A recent article on bankinfosecurity.com highlights the personal impact on a CISO of the mishandling of a data breach. Breaches are so commonplace that the reality of a breach itself is rarely cause for a senior executive to resign – unless there was an obvious case of negligence. However, evolving breach notification rules place an emphasis on transparency and immediacy. Failings on either front can put pressure on executives to “own” the breach.

 

School District CISO quits over data breach

In an article published in February 2022, Bank Info Security reported on a story first uncovered by local broadcaster WFAA in Dallas. The story by Jeremy Kirk details the resignation of a CISO over the handling of a data breach.

EXTRACT:

“Rajin Koonjbearry was the CISO for the Dallas Independent School District, which is the second-largest public school district in Texas, with 230 schools and 145,000 students. Koonjbearry submitted his resignation by email on Oct. 28, writing that he was “afraid the details of the breach will become public at some point, and Dallas ISD will lose credibility,” according to a scoop by Tanya Eiserer of local broadcaster WFAA.

WFAA also reveals why: The district failed to tell the public that the source for the breach was two of its own students. The news station uncovered the fact through a public records request.

The district had been oblique about the cause of the breach, and it’s unclear why. In its public data breach notification, the district said that “an unauthorized third party accessed the district’s network, downloaded data and temporarily stored it on an encrypted cloud storage site.”

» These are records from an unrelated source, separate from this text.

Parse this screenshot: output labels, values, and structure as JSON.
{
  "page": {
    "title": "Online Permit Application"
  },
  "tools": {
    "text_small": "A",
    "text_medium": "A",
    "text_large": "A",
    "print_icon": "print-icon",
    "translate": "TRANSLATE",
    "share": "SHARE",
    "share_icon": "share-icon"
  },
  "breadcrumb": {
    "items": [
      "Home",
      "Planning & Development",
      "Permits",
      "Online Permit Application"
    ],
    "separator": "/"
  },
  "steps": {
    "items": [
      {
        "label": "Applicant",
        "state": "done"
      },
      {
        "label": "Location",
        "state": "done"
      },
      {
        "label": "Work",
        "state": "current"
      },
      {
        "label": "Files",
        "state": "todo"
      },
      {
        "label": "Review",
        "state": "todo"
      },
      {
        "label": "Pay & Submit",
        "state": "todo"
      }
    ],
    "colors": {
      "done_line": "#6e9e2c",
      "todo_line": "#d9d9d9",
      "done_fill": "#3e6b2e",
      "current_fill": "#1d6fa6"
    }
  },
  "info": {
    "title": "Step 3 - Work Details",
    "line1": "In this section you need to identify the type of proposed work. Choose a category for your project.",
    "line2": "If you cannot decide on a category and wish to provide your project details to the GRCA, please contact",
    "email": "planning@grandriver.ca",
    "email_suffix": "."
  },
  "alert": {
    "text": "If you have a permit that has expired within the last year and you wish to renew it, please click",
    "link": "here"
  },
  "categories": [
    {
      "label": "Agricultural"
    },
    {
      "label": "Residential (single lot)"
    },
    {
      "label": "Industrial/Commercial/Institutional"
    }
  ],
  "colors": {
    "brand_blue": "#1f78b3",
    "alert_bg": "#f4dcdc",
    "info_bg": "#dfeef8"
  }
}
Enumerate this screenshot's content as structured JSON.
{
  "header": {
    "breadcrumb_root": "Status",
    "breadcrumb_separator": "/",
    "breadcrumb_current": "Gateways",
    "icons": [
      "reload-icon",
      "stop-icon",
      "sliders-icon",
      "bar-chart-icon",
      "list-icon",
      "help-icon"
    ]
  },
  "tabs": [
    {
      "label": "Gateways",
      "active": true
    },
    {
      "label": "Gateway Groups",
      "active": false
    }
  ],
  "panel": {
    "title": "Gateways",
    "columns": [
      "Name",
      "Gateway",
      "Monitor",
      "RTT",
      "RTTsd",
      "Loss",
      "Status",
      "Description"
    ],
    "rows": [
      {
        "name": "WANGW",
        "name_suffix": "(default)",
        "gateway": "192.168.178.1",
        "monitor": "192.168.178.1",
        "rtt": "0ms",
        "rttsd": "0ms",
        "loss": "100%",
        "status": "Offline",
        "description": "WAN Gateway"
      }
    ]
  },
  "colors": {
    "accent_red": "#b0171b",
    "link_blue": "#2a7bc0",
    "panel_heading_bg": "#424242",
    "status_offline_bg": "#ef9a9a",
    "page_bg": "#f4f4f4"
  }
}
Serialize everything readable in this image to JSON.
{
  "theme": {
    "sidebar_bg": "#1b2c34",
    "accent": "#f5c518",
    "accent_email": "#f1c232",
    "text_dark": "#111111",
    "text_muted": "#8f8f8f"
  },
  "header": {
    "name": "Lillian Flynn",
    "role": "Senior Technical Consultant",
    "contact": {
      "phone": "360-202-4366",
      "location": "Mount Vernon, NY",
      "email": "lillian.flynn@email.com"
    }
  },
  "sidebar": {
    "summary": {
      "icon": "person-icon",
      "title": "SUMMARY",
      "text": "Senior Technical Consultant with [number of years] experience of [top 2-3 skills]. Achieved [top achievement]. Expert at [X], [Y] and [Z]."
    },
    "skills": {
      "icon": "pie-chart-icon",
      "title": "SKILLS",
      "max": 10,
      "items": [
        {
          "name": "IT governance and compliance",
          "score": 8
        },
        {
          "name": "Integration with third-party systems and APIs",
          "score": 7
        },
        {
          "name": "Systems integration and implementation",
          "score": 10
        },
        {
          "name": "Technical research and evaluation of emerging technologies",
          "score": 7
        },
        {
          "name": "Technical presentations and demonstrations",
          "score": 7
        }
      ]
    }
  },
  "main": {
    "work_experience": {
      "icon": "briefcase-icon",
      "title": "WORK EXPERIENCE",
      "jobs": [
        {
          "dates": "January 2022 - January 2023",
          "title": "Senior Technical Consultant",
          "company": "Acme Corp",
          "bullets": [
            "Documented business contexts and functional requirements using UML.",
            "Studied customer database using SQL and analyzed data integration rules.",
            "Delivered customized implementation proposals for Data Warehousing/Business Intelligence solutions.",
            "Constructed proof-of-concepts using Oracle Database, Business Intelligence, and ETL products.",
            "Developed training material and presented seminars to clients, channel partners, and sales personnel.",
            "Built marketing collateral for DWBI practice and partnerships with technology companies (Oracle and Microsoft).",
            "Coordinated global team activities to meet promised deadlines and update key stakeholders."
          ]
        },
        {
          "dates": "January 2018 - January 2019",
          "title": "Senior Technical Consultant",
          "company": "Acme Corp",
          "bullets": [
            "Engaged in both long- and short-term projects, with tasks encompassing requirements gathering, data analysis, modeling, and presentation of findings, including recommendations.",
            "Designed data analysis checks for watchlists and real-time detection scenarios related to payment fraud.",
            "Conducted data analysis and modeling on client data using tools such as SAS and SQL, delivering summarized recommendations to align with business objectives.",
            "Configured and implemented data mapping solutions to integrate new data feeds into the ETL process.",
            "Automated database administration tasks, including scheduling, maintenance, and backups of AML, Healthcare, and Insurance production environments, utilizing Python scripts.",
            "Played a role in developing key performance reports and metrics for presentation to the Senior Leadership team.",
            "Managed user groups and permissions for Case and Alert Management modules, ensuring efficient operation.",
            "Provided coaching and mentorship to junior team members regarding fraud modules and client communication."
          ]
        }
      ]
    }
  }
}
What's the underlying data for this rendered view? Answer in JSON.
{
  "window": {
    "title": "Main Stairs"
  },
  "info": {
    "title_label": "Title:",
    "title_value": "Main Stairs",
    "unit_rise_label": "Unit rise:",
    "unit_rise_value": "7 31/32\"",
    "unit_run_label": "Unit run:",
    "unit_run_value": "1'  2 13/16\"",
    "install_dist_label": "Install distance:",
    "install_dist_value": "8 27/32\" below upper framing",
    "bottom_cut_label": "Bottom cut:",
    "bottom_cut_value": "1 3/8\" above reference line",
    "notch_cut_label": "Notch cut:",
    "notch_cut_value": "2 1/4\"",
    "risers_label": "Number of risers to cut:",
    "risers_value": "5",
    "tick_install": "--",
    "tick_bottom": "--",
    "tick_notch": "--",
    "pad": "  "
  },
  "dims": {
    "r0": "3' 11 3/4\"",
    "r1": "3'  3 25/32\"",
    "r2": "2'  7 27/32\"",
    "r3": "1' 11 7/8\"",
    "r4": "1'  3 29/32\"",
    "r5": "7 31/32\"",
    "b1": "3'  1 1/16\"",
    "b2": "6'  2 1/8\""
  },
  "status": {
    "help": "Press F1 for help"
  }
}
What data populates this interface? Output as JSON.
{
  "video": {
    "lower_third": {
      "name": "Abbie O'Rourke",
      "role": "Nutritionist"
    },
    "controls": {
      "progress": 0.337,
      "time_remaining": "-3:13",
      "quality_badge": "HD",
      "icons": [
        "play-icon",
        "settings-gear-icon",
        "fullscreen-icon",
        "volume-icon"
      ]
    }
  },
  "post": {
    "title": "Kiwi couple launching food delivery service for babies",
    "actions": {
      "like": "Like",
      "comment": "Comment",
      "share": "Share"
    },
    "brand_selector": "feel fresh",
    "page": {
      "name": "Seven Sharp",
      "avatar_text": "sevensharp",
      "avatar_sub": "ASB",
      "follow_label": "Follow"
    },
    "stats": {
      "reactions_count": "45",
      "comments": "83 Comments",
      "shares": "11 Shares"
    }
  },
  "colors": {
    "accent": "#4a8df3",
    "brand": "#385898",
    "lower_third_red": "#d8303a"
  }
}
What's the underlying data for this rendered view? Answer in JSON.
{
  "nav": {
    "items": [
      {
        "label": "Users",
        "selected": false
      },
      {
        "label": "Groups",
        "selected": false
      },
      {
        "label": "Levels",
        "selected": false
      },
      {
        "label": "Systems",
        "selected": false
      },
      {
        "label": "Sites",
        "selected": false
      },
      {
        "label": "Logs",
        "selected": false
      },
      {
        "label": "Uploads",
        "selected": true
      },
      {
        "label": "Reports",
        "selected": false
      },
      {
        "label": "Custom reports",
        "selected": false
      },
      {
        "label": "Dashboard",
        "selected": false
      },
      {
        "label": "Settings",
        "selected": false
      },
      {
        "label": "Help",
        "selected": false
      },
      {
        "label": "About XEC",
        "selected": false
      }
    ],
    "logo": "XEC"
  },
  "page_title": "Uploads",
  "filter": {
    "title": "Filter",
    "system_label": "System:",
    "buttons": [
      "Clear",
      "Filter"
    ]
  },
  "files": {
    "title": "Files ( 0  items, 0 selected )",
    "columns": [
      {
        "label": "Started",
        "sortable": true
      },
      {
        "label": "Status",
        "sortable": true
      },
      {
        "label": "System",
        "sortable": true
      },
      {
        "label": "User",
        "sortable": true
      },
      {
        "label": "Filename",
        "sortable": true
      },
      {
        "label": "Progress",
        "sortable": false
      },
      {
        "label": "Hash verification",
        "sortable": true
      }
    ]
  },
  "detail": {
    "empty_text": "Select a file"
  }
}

The district’s explanation isn’t on the mark. If students were involved, they would be a first party, not a third party. The district also waited nearly a month before informing the public of the breach and then claimed in a tweet on Sept. 3, 2021, that it believed in “transparency” around it.”

 

Non-qualifying breaches

As we’ve said before, in a digitally transformed landscape, data breaches are almost inevitable. The Dallas Independent School District story emphasises the pitfalls that need negotiating following a qualifying breach under the prevailing notification rules. However, not all breaches are qualifying breaches. Even under the strictest of data protection regulations, like the GDPR, if the data is protected by robust encryption, it does not automatically qualify.